You seem very disillusioned with Islam and I'm sorry for that. You mention that you were raised a Muslim and I can only assume that there was something in your life that caused you to become so disillusioned with your beliefs or that you were exposed to a version of Islam that is quite different to the one I and many of the Muslims on this thread believe in. Your current belief is unclear as despite writing against Islam you call Islam 'our religion' which is confusing or deceptive. So what is it then? Are you still a Muslim? An ex-Muslim?
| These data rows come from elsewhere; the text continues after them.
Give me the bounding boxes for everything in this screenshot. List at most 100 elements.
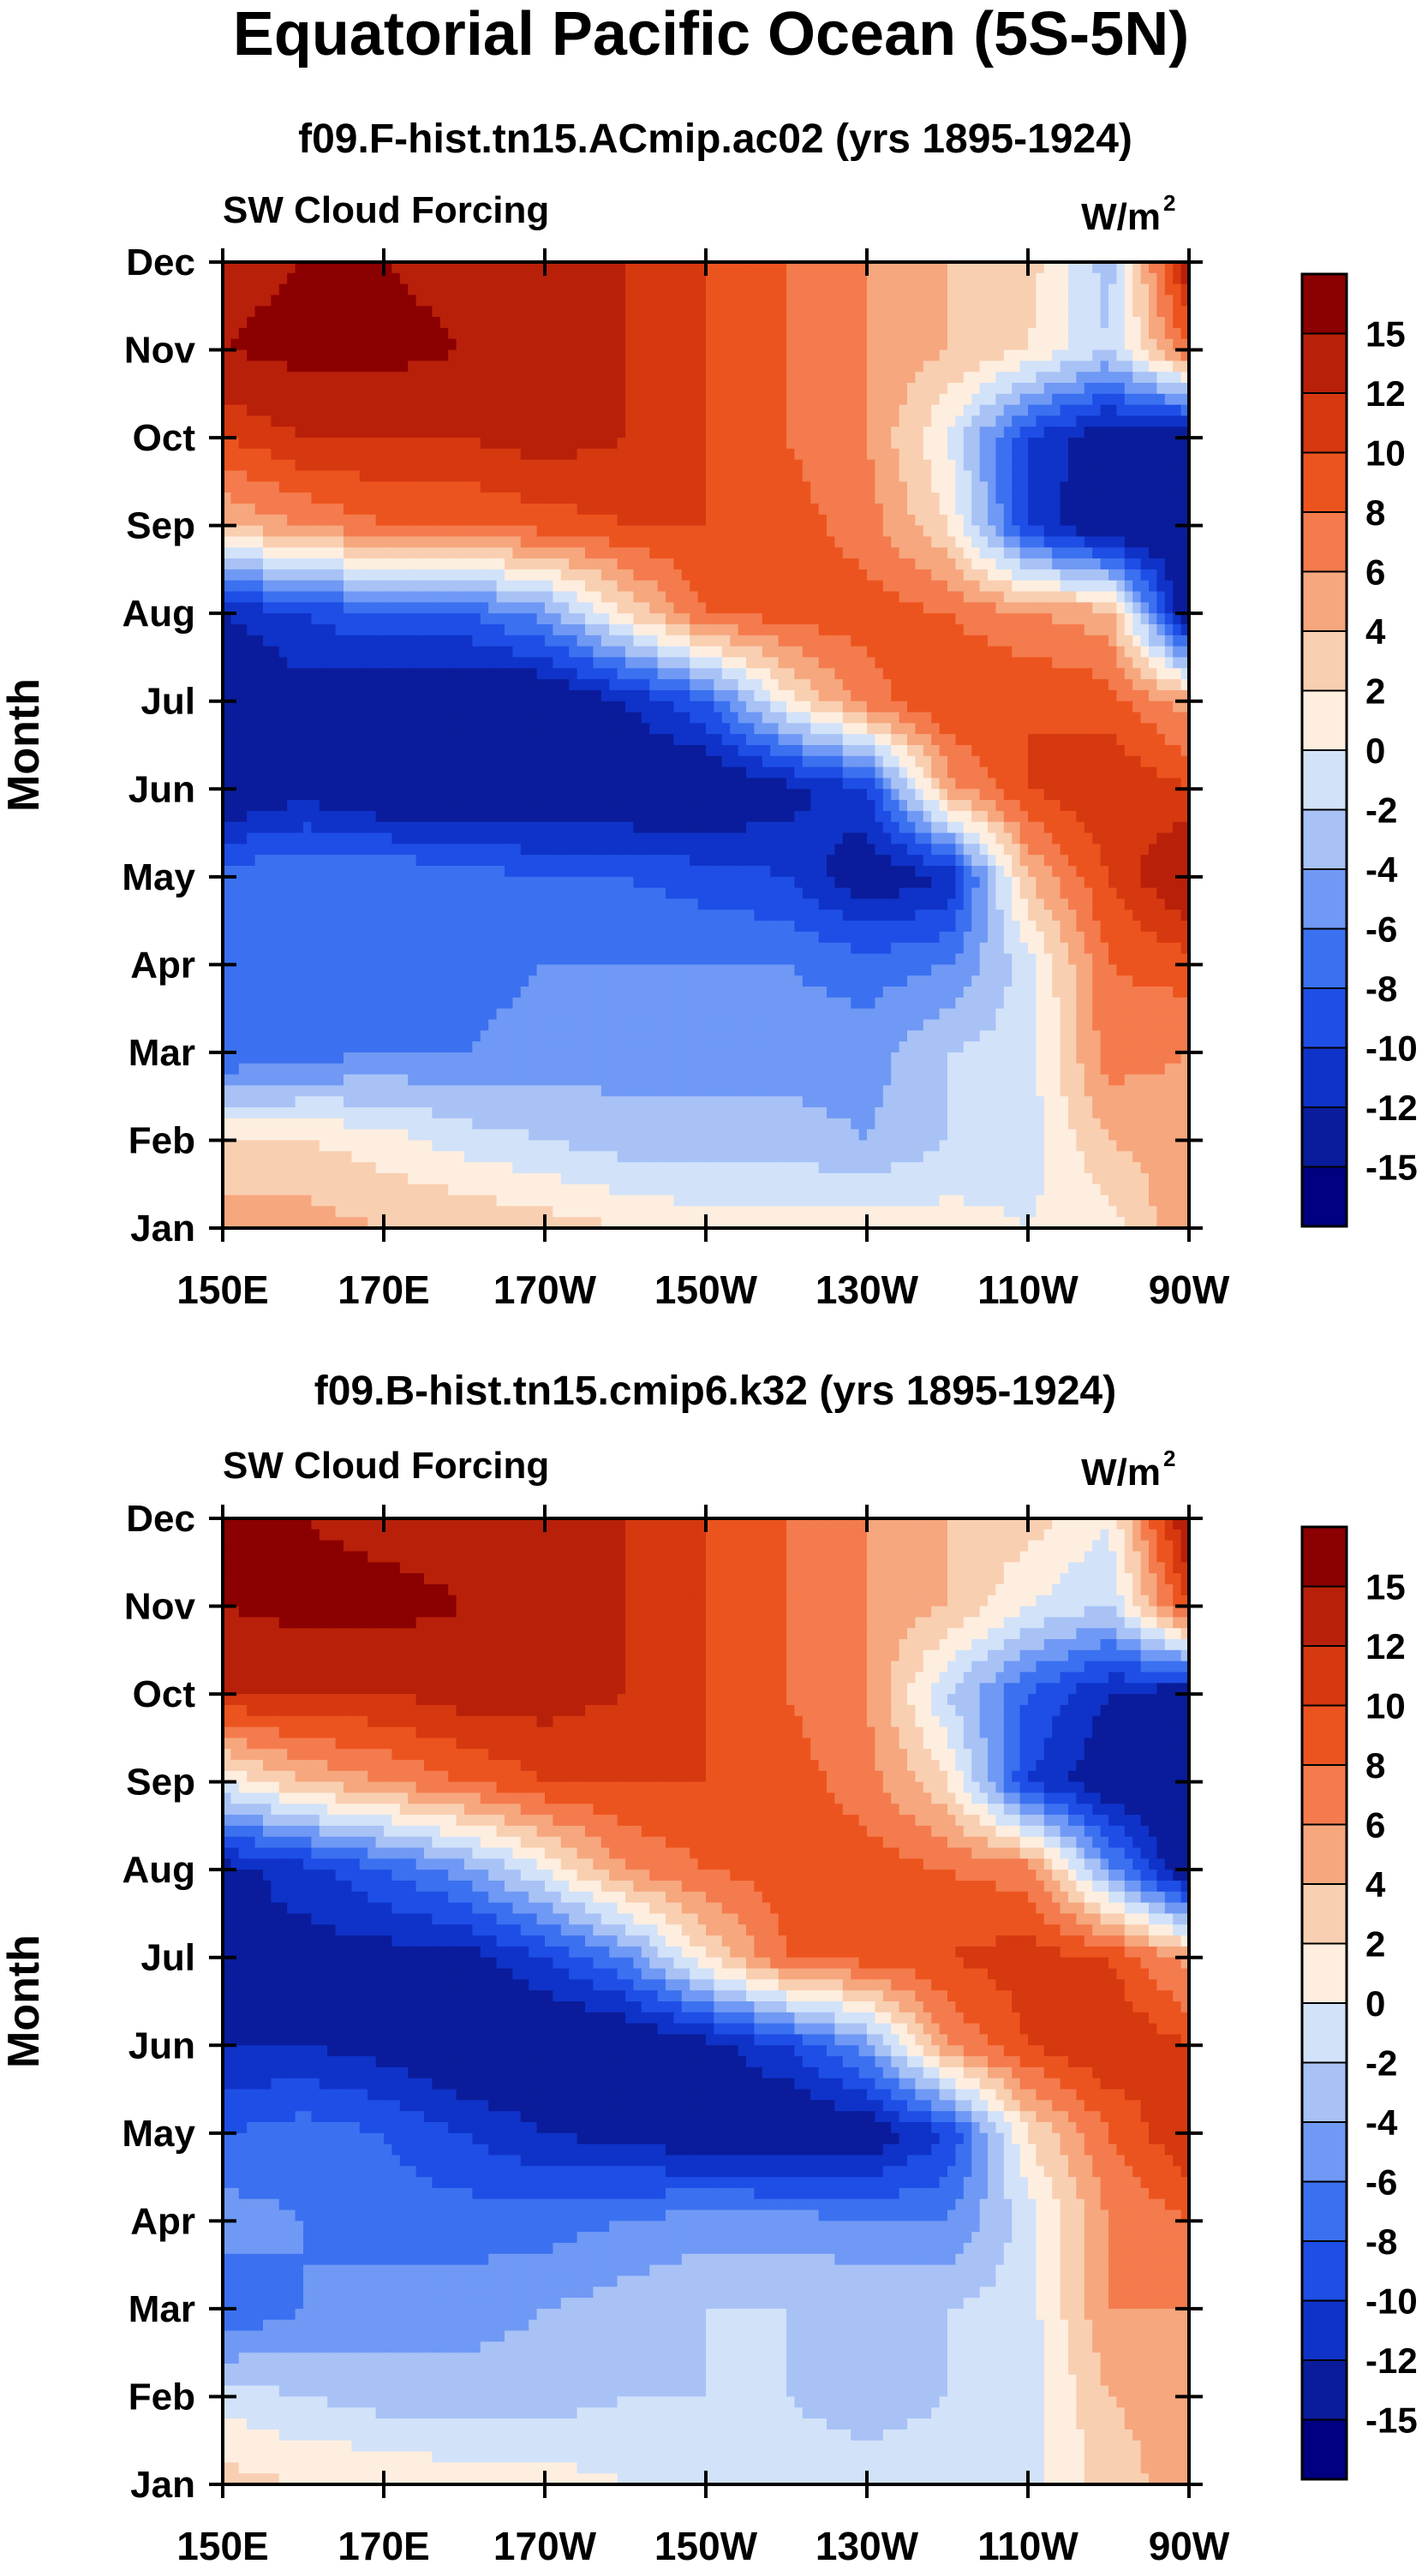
contour-cell (536, 580, 546, 593)
contour-cell (375, 602, 385, 614)
contour-cell (230, 668, 240, 680)
contour-cell (263, 317, 272, 329)
contour-cell (979, 624, 989, 636)
contour-cell (278, 327, 288, 340)
contour-cell (367, 689, 377, 702)
contour-cell (681, 306, 690, 318)
contour-cell (230, 448, 240, 461)
contour-cell (432, 504, 441, 516)
contour-cell (810, 679, 820, 691)
contour-cell (1003, 393, 1013, 406)
contour-cell (810, 272, 820, 285)
contour-cell (303, 415, 312, 427)
contour-cell (697, 492, 707, 504)
contour-cell (931, 426, 941, 438)
contour-cell (263, 525, 272, 538)
contour-cell (1052, 613, 1061, 625)
contour-cell (666, 624, 674, 636)
contour-cell (1149, 283, 1157, 296)
contour-cell (415, 689, 425, 702)
contour-cell (939, 459, 948, 472)
contour-cell (1043, 689, 1053, 702)
contour-cell (666, 689, 674, 702)
contour-cell (545, 459, 553, 472)
contour-cell (730, 383, 739, 395)
contour-cell (858, 504, 868, 516)
contour-cell (697, 536, 707, 548)
contour-cell (295, 361, 304, 373)
contour-cell (1116, 580, 1126, 593)
contour-cell (666, 448, 674, 461)
contour-cell (617, 470, 626, 482)
contour-cell (1036, 404, 1045, 417)
contour-cell (391, 317, 401, 329)
contour-cell (915, 657, 924, 669)
contour-cell (569, 295, 578, 307)
contour-cell (641, 679, 650, 691)
contour-cell (867, 558, 875, 570)
contour-cell (448, 438, 457, 450)
contour-cell (834, 679, 844, 691)
contour-cell (963, 613, 972, 625)
contour-cell (223, 459, 231, 472)
contour-cell (375, 272, 385, 285)
contour-cell (319, 393, 328, 406)
contour-cell (706, 536, 714, 548)
contour-cell (882, 272, 892, 285)
contour-cell (609, 701, 618, 713)
contour-cell (1132, 327, 1142, 340)
contour-cell (1108, 404, 1117, 417)
contour-cell (979, 393, 989, 406)
contour-cell (432, 327, 441, 340)
contour-cell (915, 569, 924, 581)
contour-cell (472, 591, 481, 603)
contour-cell (649, 613, 659, 625)
contour-cell (448, 426, 457, 438)
contour-cell (963, 372, 972, 384)
contour-cell (512, 404, 522, 417)
contour-cell (439, 569, 449, 581)
contour-cell (1164, 448, 1174, 461)
contour-cell (391, 459, 401, 472)
contour-cell (488, 569, 498, 581)
contour-cell (391, 668, 401, 680)
contour-cell (432, 613, 441, 625)
contour-cell (609, 613, 618, 625)
contour-cell (399, 525, 409, 538)
contour-cell (714, 558, 723, 570)
contour-cell (1149, 470, 1157, 482)
contour-cell (287, 613, 296, 625)
contour-cell (303, 404, 312, 417)
contour-cell (384, 404, 392, 417)
contour-cell (899, 295, 908, 307)
contour-cell (408, 668, 417, 680)
contour-cell (351, 372, 361, 384)
contour-cell (480, 569, 489, 581)
contour-cell (432, 525, 441, 538)
contour-cell (802, 349, 811, 361)
contour-cell (641, 689, 650, 702)
contour-cell (1068, 361, 1077, 373)
contour-cell (754, 349, 763, 361)
contour-cell (223, 361, 231, 373)
contour-cell (971, 679, 981, 691)
contour-cell (681, 426, 690, 438)
contour-cell (810, 459, 820, 472)
contour-cell (263, 338, 272, 351)
contour-cell (367, 514, 377, 527)
contour-cell (851, 635, 860, 647)
contour-cell (351, 569, 361, 581)
contour-cell (915, 459, 924, 472)
contour-cell (947, 580, 956, 593)
contour-cell (1068, 272, 1077, 285)
contour-cell (681, 525, 690, 538)
contour-cell (1132, 383, 1142, 395)
contour-cell (794, 569, 804, 581)
contour-cell (995, 602, 1005, 614)
contour-cell (1164, 504, 1174, 516)
contour-cell (609, 372, 618, 384)
contour-cell (560, 295, 570, 307)
contour-cell (730, 668, 739, 680)
contour-cell (858, 459, 868, 472)
contour-cell (593, 624, 602, 636)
If so, then why are you still alluding to Islam as your religion? Are you trying to portray yourself as being a critic on the same camp?

I don't know your story but I do wish there comes a time in your life that you can put the frustration and bitterness you feel about Islam behind you and understand that for the majority of us, there is no conflict in our religion and that if you can't understand our position then you can at least be gracious in accepting our commitment to our religion.